Face à ces constats, les élus rencontrent de réelles difficultés à conjuguer l’ensemble de leurs activités.

Les représentants du personnel délaissent volontiers leurs missions

Au lieu de se battre pour faire respecter leurs droits, ils y renoncent sans un bruit. L’employeur serait bête de ne pas en profiter, encore et encore. Je sais ce que vous pensez à cet instant. C’est plus facile à dire qu’à faire ! Je ne le crois pas. À une époque, les élus qui rencontraient des difficultés pour faire appliquer leurs droits n’hésitaient pas à saisir la justice. J’ai été de ceux-là ! De nos jours, ils se contentent de fermer les yeux. L’employeur fait mine de rien de son côté et pour cause ! C’est la rencontre des aveugles au pays des sourds. Et c’est précisément pour cela que les élus pointent aux abonnés absents.

Demandez-vous qui paye l’addition à l’arrivée ? Les salariés, pardi ! Si les élus renoncent à prendre du temps pour eux, il n’y aura plus personne pour les représenter.

Le temps de délégation pour les représentants du personnel, ce n’est pas une option. Ce temps sert à nouer des contacts réguliers avec les salariés. Il sert aussi à préparer les réunions. Les élus peuvent également inspecter, administrer les affaires courantes du CSE, gérer les œuvres sociales, réaliser des sondages… Ce temps doit être employé pour être au service des salariés. C’est d’abord pour eux que les élus travaillent durant l’année. S’ils ne prennent pas le temps de le faire, il ne se passera rien.

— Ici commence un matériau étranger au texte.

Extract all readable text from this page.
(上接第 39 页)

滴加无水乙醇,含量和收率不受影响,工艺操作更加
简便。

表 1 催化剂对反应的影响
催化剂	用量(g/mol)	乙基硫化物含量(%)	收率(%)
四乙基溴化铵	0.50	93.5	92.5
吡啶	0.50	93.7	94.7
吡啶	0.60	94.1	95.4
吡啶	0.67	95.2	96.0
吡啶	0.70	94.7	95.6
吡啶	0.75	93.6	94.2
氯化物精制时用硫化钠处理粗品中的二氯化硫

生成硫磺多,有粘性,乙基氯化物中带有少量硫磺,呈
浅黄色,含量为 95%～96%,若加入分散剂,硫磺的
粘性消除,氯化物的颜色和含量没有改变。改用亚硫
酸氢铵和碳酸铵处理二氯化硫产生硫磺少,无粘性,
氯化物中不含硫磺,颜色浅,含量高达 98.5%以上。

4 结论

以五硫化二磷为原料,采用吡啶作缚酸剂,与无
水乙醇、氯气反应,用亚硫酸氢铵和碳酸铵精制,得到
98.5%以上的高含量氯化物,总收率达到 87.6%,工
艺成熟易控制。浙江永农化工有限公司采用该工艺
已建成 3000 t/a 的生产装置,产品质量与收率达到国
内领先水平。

L’absence de compétences est souvent mise en avant

Les élus se plaignent de ne pas disposer des compétences nécessaires pour assumer leurs obligations. Ils remettent en cause la complexité des missions. Ce désinvestissement progressif serait donc le fruit d’un manque de formation ? Il existe bien des solutions pour y remédier. Les élus titulaires bénéficient de dispositifs pour se former. D’une part, il est possible de souscrire à une formation économique, d’autre part, de participer à une formation SSCT. Dans les deux cas, ces formations éclairent les élus sur le fonctionnement du CSE (comité social et économique).

Apprendre implique néanmoins du temps. Au moins 3 jours pour la formation économique et entre 3 et 5 jours (tout dépend de l’effectif) pour la formation SSCT.

Après une formation, les élus sont souvent revigorés. Le savoir fraîchement acquis participera à leur envol au fil des mois. Les élus auront plus d’assurance. Cette confiance en leurs nouvelles compétences sera un atout voire un allié pour faire face à l’employeur. Tout au long du mandat, je conseille de participer à de multiples stages pour rester « connecté » avec ses missions. Les élus peuvent se former pour mieux communiquer ou pour se professionnaliser (rôle du secrétaire du CSE, mission du trésorier du CSE, place du règlement intérieur du CSE…).

Le savoir est un inconditionnel du pouvoir. Il est donc primordial de ne pas se laisser dépasser par les événements.

L’employeur de son côté, se prépare. Il est par ailleurs bien accompagné et éclairé s’agissant des questions en lien avec le droit social et le droit collectif. Les élus ne peuvent pas se contenter de quelques bribes d’informations glanées sur la toile. Il serait impensable de tenir tout un mandat sans jamais prendre le temps d’acquérir les compétences indispensables. Être représentant des salariés suppose de disposer des bagages en lien avec cette mission exigeante.

Financement de ces formations

La formation économique du CSE est financée par le budget de fonctionnement du CSE. Il est donc important de ne pas siphonner ce budget en le détournant au profit de dépenses illégitimes. D’un côté, les élus se plaignent du coût des formations et de l’autre, ils utilisent leur budget de fonctionnement pour acheter des cadeaux aux salariés. On marche sur la tête !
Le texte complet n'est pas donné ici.